The interaction between these two going forward will surely be one of the highlights of the latter part of the season.
What makes a time aberration?
"The Chicago Way" continued to explore Martin Stein's realization that he has a daughter. As we learn in the latter moments of the "Invasion!" crossover, Stein tells Jax that he has no intention of correcting the time aberration that is his daughter. This comes as a shock since Stein has been the voice of reason so often in convincing Lance not to kill Darhk, and in turn preventing the death of her sister. This issue comes up again in episode eight.
While trying to find Al Capone's famous ledger (to nail him on tax evasion), Lance and Stein are kidnapped by Thawne. Thawne sends Merlyn to interrogate Lance with the hope of retrieving the previously aforementioned amulet. And Merlyn came with a pretty enticing offer: He could help Sara get her life back. She would never get lost at sea, her sister would never die and she would be happy.
Lance resists the offer due to Stein's past teachings regarding the sanctity of time, and how it can not just be changed for selfish reasons. This leads Stein to reveal to Lance that he has a daughter due to his own meddling with time. And while shocked at first, by the end of the episode it does appear that Lance is willing to fight to protect Stein's new family. It will be interesting to see if that remains true, especially if Stein warns her later in the season not to bring her sister back.
"The Chicago Way" was a strong entry in Legends of Tomorrow's sophomore season. While it was a bit disappointing that Captain Cold did not return as a living person, it was still nice to see Miller back on the show. Hopefully, we get him in the flesh soon.
The episode also had some nice comedic moments, especially between Nate and Ray, who were having a bit of a sibling rivalry. Their competitive streak will likely get old should it continue, but for one episode it added some good character development.
The fight choreography was also strong, especially evident during the brief encounter between former League of Assassin members Lance and Merlyn (a one-time Ra's al Ghul). The stand-out of the show, though, was Rory and his budding relationship (platonic or not) with Jiwe. It would not be surprising if there is a future episode down the line where he must choose between her and a returning Snart.

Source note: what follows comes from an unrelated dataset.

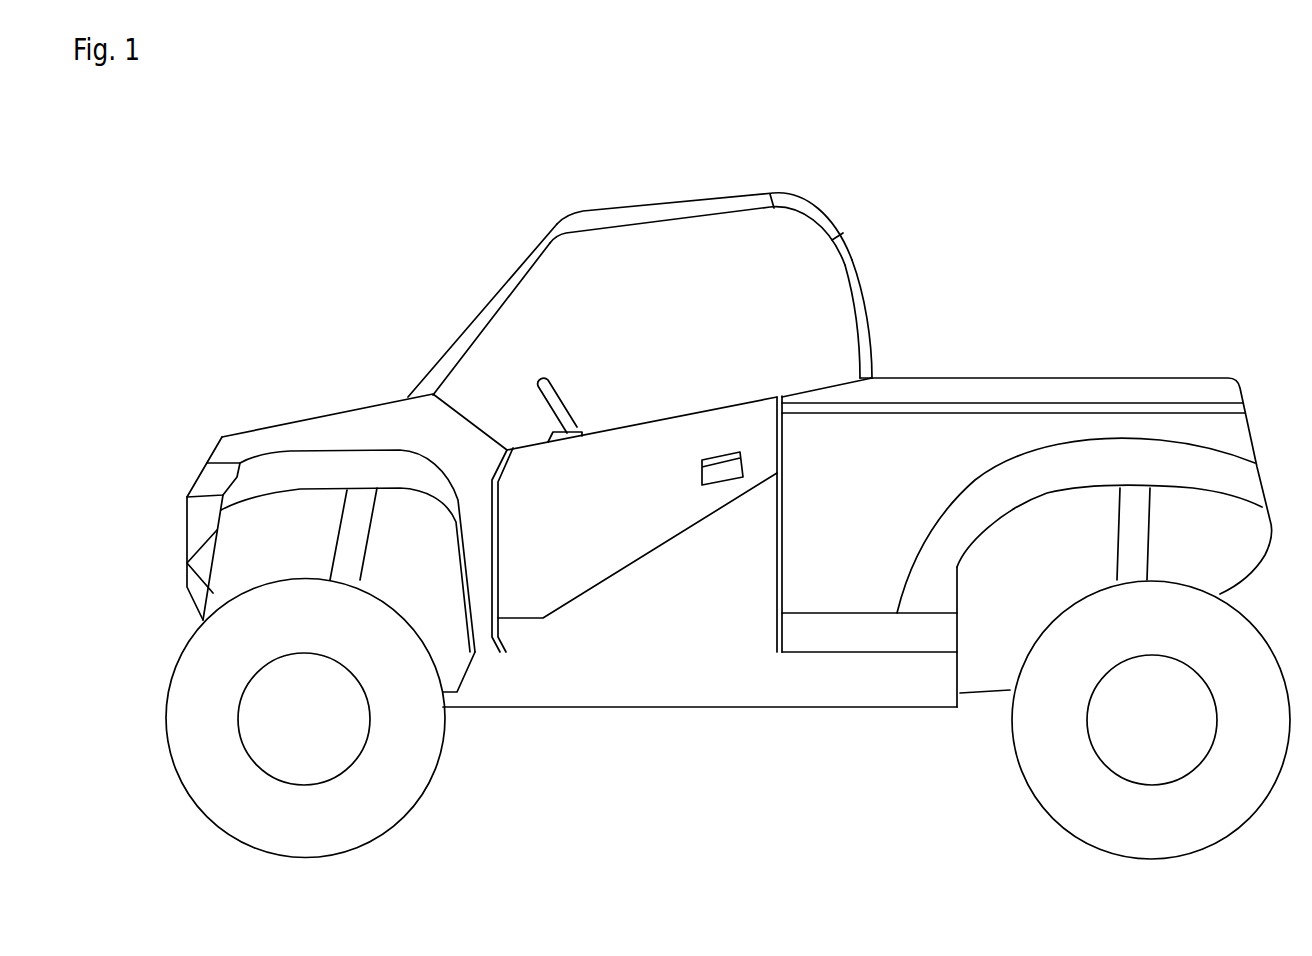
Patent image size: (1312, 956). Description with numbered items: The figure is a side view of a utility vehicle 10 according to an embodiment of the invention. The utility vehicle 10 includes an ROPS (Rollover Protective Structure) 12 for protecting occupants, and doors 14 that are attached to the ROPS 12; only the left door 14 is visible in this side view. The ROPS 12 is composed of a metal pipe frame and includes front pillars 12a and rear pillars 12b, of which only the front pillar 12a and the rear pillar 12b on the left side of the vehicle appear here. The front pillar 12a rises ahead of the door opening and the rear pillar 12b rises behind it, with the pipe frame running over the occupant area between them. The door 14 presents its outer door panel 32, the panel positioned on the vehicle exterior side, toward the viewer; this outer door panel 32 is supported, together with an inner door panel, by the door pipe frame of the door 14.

The midseason finale, perhaps most importantly, leaves us wanting more. There is nothing worse for a show than to go on a several-week hiatus on a sour note. Legends of Tomorrow avoided that problem. Even if you did not enjoy the episode, "The Chicago Way" set up a latter half of a season that is sure to be explosive.
Not only do we finally see the beginnings of the Legion of Doom, a threat that is exponentially more compelling than last season's Vandal Savage, but we finally saw the return of Rip Hunter, if only for a moment.
How did Hunter get to become a Hollywood director? Will Captain Cold return in the flesh? What will happen if Thawne gets his hands on the Sword of Destiny? These are the burning questions as Legends of Tomorrow hits its hiatus. Ready for more?